Monday, June 23, 2014

Save the Apprenticeship Program

Dear CSA members,

Thank you so much for being part of our farm this year. What a great year it is – the field crops are growing well after a cold spring, and we’re enjoying an incredible strawberry crop. Depending on which field you pick from, the strawberries you pile into your quart containers were planted by either last year’s apprentices (Ana, Chris, Avril, Zan, Emily and Matt) or the year before (Willie, Mike, Emily, Matt, and me). The farm’s apprenticeship crew (this year, Hilary, Sam, Jerahmy, Sue and myself) is a critical part of this community farm, and a significant part of what the North Amherst Community Farm’s (NACF) capital campaign aims to sustain. The campaign, now entering its final stages, is to raise the funds needed to retire NACF’s mortgage loan and complete the purchase of the farm. This mortgage is secured by the critical 2-acre farmstead area, which includes the farmhouse, some barns, and the community interface with North Pleasant Street.

This campaign is especially meaningful to me as an apprentice, since the future of the farm house hinges on the campaign’s success. The house (located next to the entrance of the farm) has been occupied by the farm’s apprentice crew for almost 10 years. I lived here when I first started farming. After a season at another farm I’m back, living with a whole new crew. I love this house. We eat lunch here together every day, and stumble out to work together each morning at 6am. Living here is an integral part of the learning experience; from my kitchen I can see our herbs and early flowers. From my bedroom window I can see the fence charger that keeps our livestock safe. If a cow gets out after hours and the farmers need help, we put our boots back on and go out into the night to help. Early in the morning (before first light in the spring and fall) we walk out to meet Dave and Jeremy with our hot coffee or tea still in hand, and finish our cups as we discuss the day ahead. After hot summer Fridays in the field we collapse on the couch on our porch behind our trellised hops vines, and someone brings out the cold beers.

We work six days a week in the main season. The days are long and someone is always on chores, going out onto the farm several times a day—every day—to take care of the greenhouses and animals, keeping an eye on things. We notice things, because we’re right here. If we had to commute to the farm, we could not engage as deeply with the land and its complex working as we do now. Without being able to offer us housing, Dave and Jeremy could not afford to take on beginning farmers who want to learn from them. Instead, they would have to hire fewer, more experienced crew and pay them by the hour. Living here makes the apprentice program possible.

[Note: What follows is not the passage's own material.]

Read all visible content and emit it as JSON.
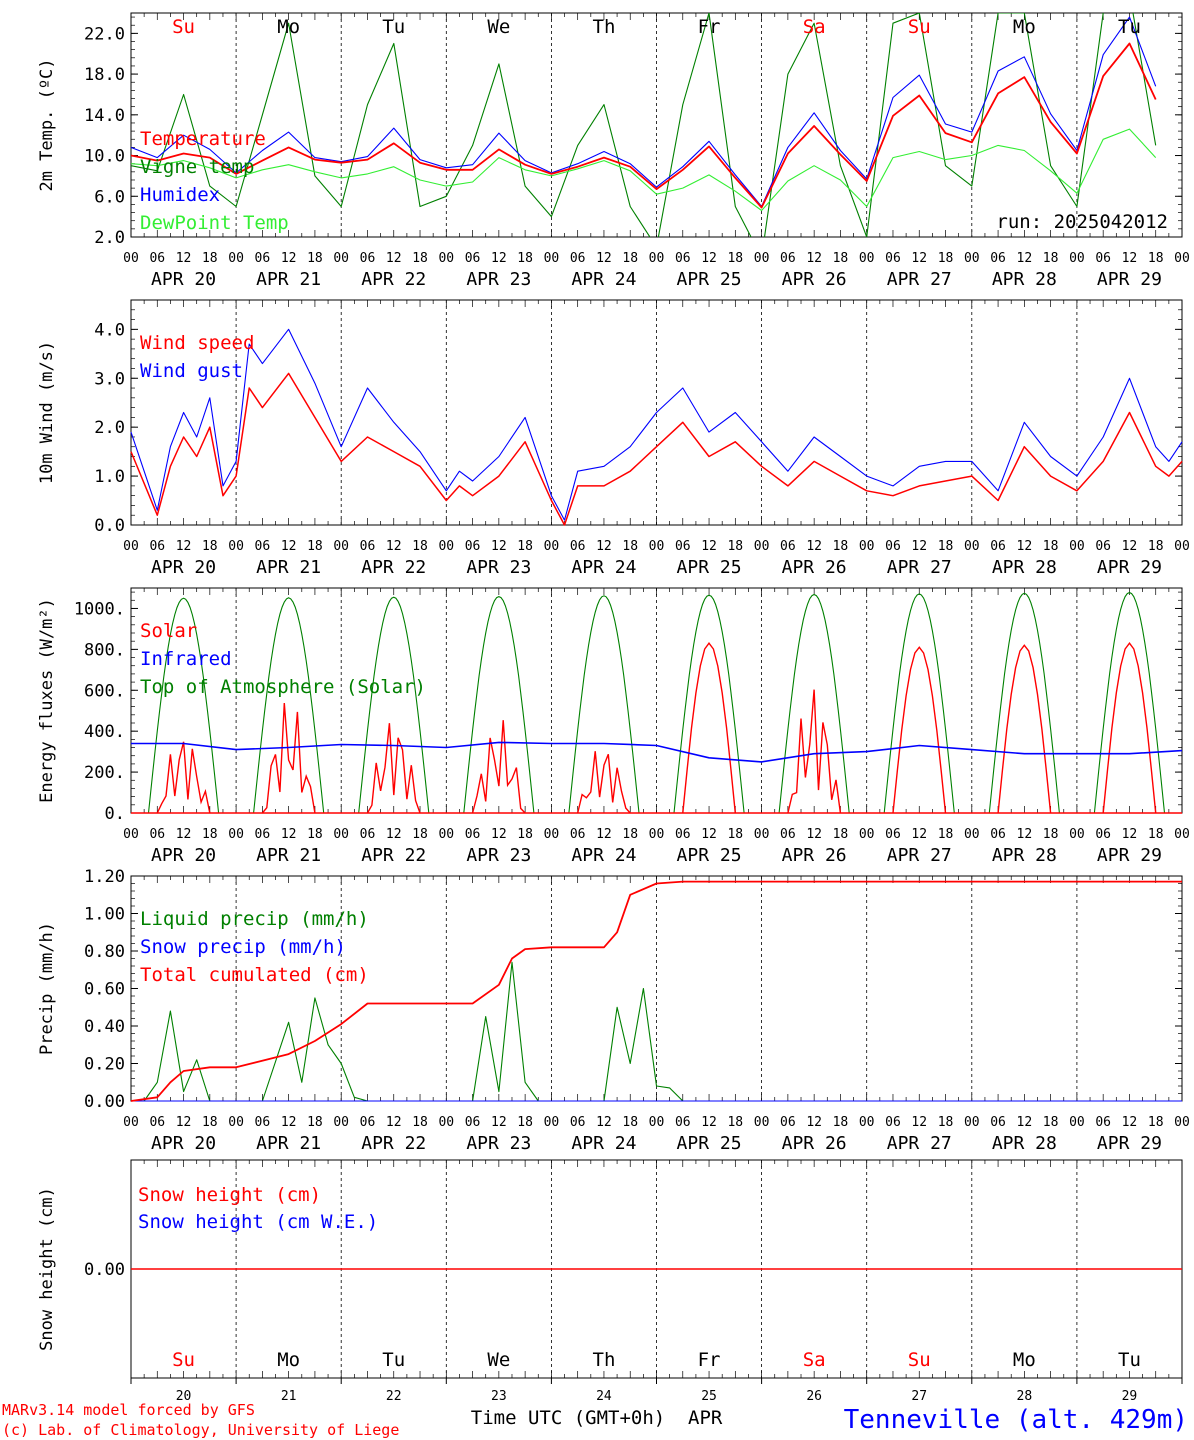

This is critical to the future of the farm – now, and even more so to the next generation of farmers who will someday work this land. Perhaps they will have learned their craft from a farm apprenticeship. The farm land itself is permanently preserved. It is my hope that the farm house and apprenticeship program will be permanent too.

You can help us. Find out more at nacfonline.org, or ask any of us . Any contribution you can make toward this fund will ensure that others will be able to come after me and learn and live and grow here.